The Home Guard pictured at Brookmans Park Golf Club in 1940. 
Picture: Supplied by Brookmans Park Golf Club

The Home Guard pictured at Brookmans Park Golf Club in 1940. Picture: Supplied by Brookmans Park Golf Club


Brookmans Park Golf Club will be doing its bit to commemorate 100 years since the end of the First World War in 1918.

This year in conjunction with the Royal British Legion, Brookmans Park Golf Club will be holding a centenary Armistice Day golf event.

Members will observe a two-minute silence at 11am on Sunday, November 11, and then play golf in teams representing all the Armed Forces, including the Home Guard.

All the proceeds from this day are going to the Royal British Legion.
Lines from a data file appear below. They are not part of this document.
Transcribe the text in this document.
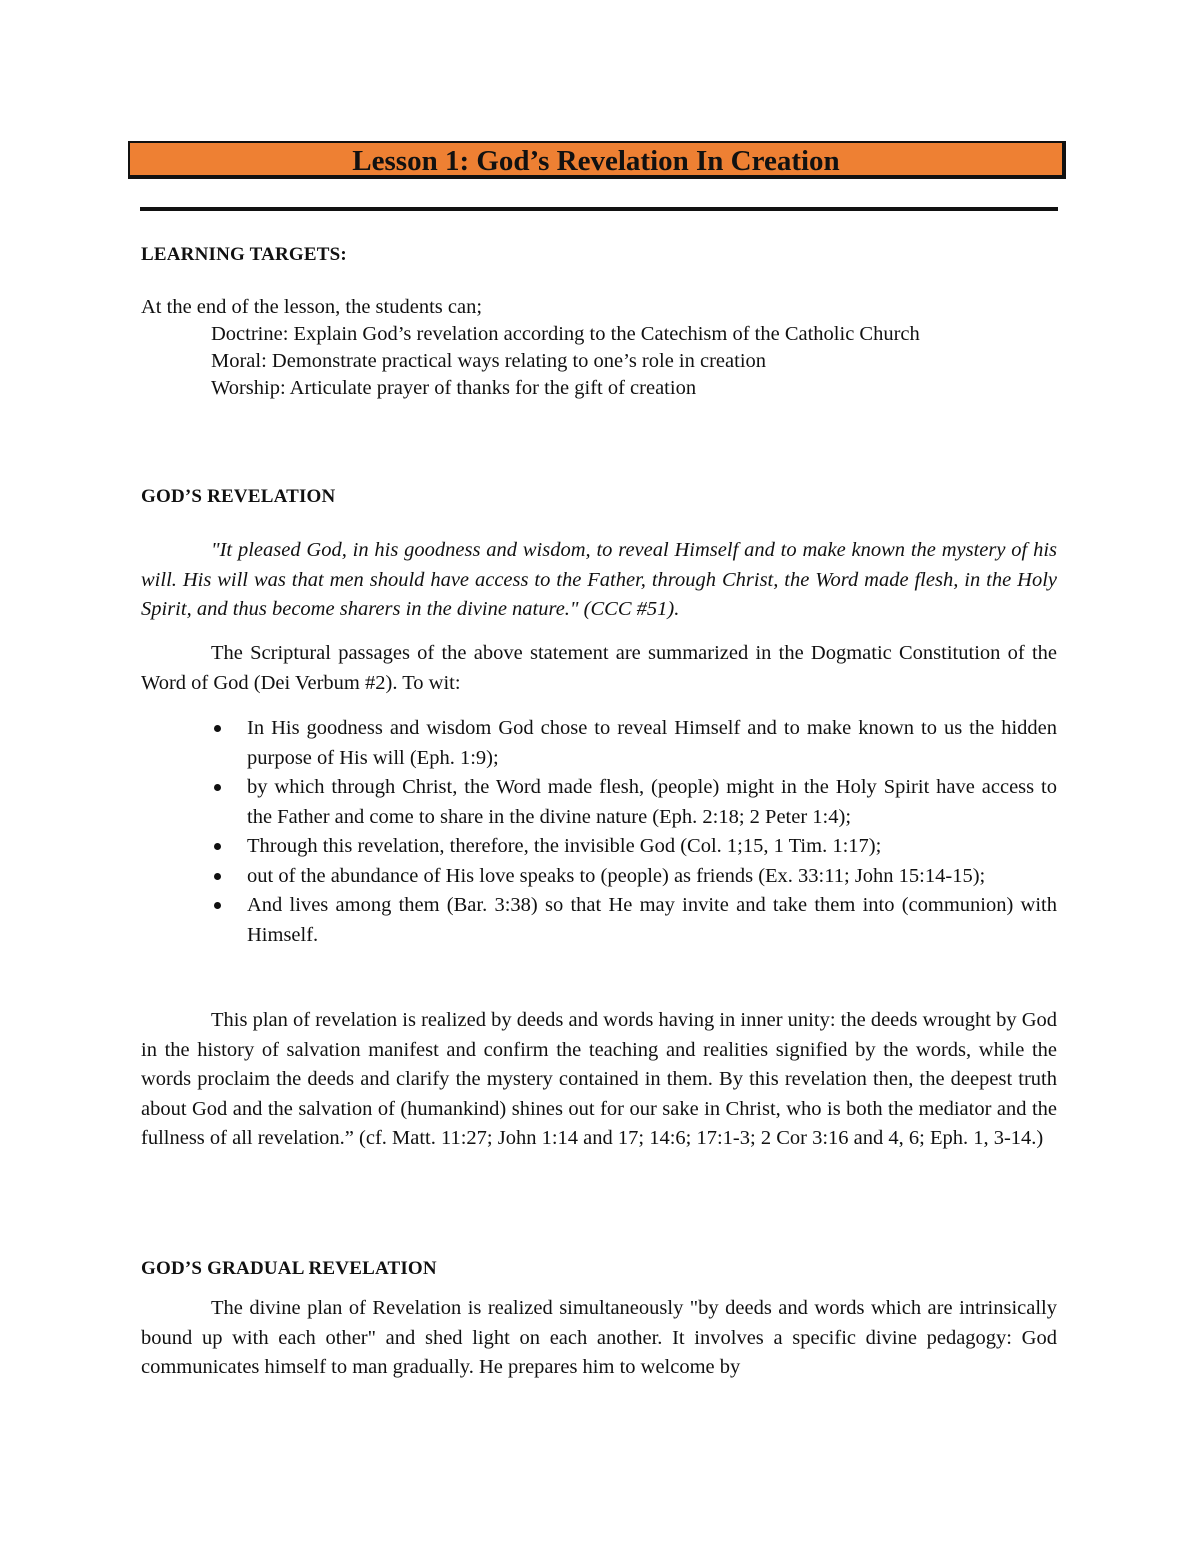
Lesson 1: God’s Revelation In Creation
LEARNING TARGETS:
At the end of the lesson, the students can;
Doctrine: Explain God’s revelation according to the Catechism of the Catholic Church
Moral: Demonstrate practical ways relating to one’s role in creation
Worship: Articulate prayer of thanks for the gift of creation
GOD’S REVELATION
"It pleased God, in his goodness and wisdom, to reveal Himself and to make known the mystery of his will. His will was that men should have access to the Father, through Christ, the Word made flesh, in the Holy Spirit, and thus become sharers in the divine nature." (CCC #51).
The Scriptural passages of the above statement are summarized in the Dogmatic Constitution of the Word of God (Dei Verbum #2). To wit:
In His goodness and wisdom God chose to reveal Himself and to make known to us the hidden purpose of His will (Eph. 1:9);
by which through Christ, the Word made flesh, (people) might in the Holy Spirit have access to the Father and come to share in the divine nature (Eph. 2:18; 2 Peter 1:4);
Through this revelation, therefore, the invisible God (Col. 1;15, 1 Tim. 1:17);
out of the abundance of His love speaks to (people) as friends (Ex. 33:11; John 15:14-15);
And lives among them (Bar. 3:38) so that He may invite and take them into (communion) with Himself.
This plan of revelation is realized by deeds and words having in inner unity: the deeds wrought by God in the history of salvation manifest and confirm the teaching and realities signified by the words, while the words proclaim the deeds and clarify the mystery contained in them. By this revelation then, the deepest truth about God and the salvation of (humankind) shines out for our sake in Christ, who is both the mediator and the fullness of all revelation.” (cf. Matt. 11:27; John 1:14 and 17; 14:6; 17:1-3; 2 Cor 3:16 and 4, 6; Eph. 1, 3-14.)
GOD’S GRADUAL REVELATION
The divine plan of Revelation is realized simultaneously "by deeds and words which are intrinsically bound up with each other" and shed light on each another. It involves a specific divine pedagogy: God communicates himself to man gradually. He prepares him to welcome by
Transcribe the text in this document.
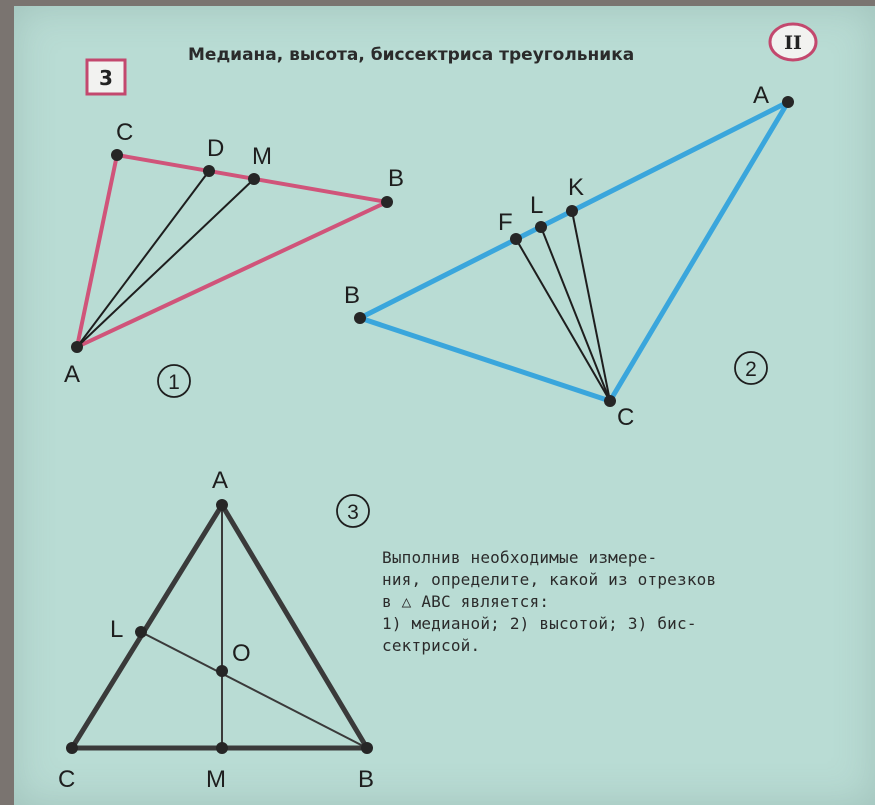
3
Медиана, высота, биссектриса треугольника
II
C
D M
B
A	1
A
B
C
F
L
K
2
A
L
O
C	M	B
3
Выполнив необходимые измере-
ния, определите, какой из отрезков
в △ АВС является:
1) медианой; 2) высотой; 3) бис-
сектрисой.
In fact, Brookmans Park Golf Club has a special link to both the Home Guard and RBL.

A branch of the Home Guard was based in Brookmans Park and the RBL visits the club annually for their local branch AGM and dinner.

Although many of us may think of Dad’s Army when we hear the words Home Guard, it was a very real force and was set as Britain’s last line of defence against German invasion.

Members of the Home Guard were typically men either too young or too old for conscription and also those ineligible for front line service.

By July 1940, nearly 1.4 million men had joined the Home Guard.

At first, uniforms and weapons were in short supply, with only enough rifles for about a third of volunteers.

But the Home Guard evolved into a well-equipped and well-trained army of 1.7 million men.

They were not only readied for invasion, but also performed bomb disposal and manned anti-aircraft and coastal artillery.

Over the course of the war 1,206 men of the Home Guard were killed on duty or died of wounds.

A golf club spokesman said: “We are privileged to have two of our members honoured for their part in the Second World War.

“Firstly, Mr Geoff Pulzer appointed to the ‘Ordre national de la Legion D’Honneur’ (the Legion of Honour) the highest Military or Civil merit award in France.

“This was for his military service in the Tank Regiment during the Second World War in France, Belgium and Germany.

“Our second member was Mr Bert Boylan who sadly passed away earlier this year.

“The President of France appointed him to the rank of Chevalier in the Ordre National de la Legion D’Honneur.

“The medal was granted in recognition of his contribution towards the liberation of France during 1944/45.”

The spokesman added: “On the 11th of November, we will not only remember Mr Boylan and raise a glass with Mr Pulzer but honour the memory of all those who have paid the price for the freedom we enjoy today.

“We welcome visitors to join us for Sunday lunch on the day.”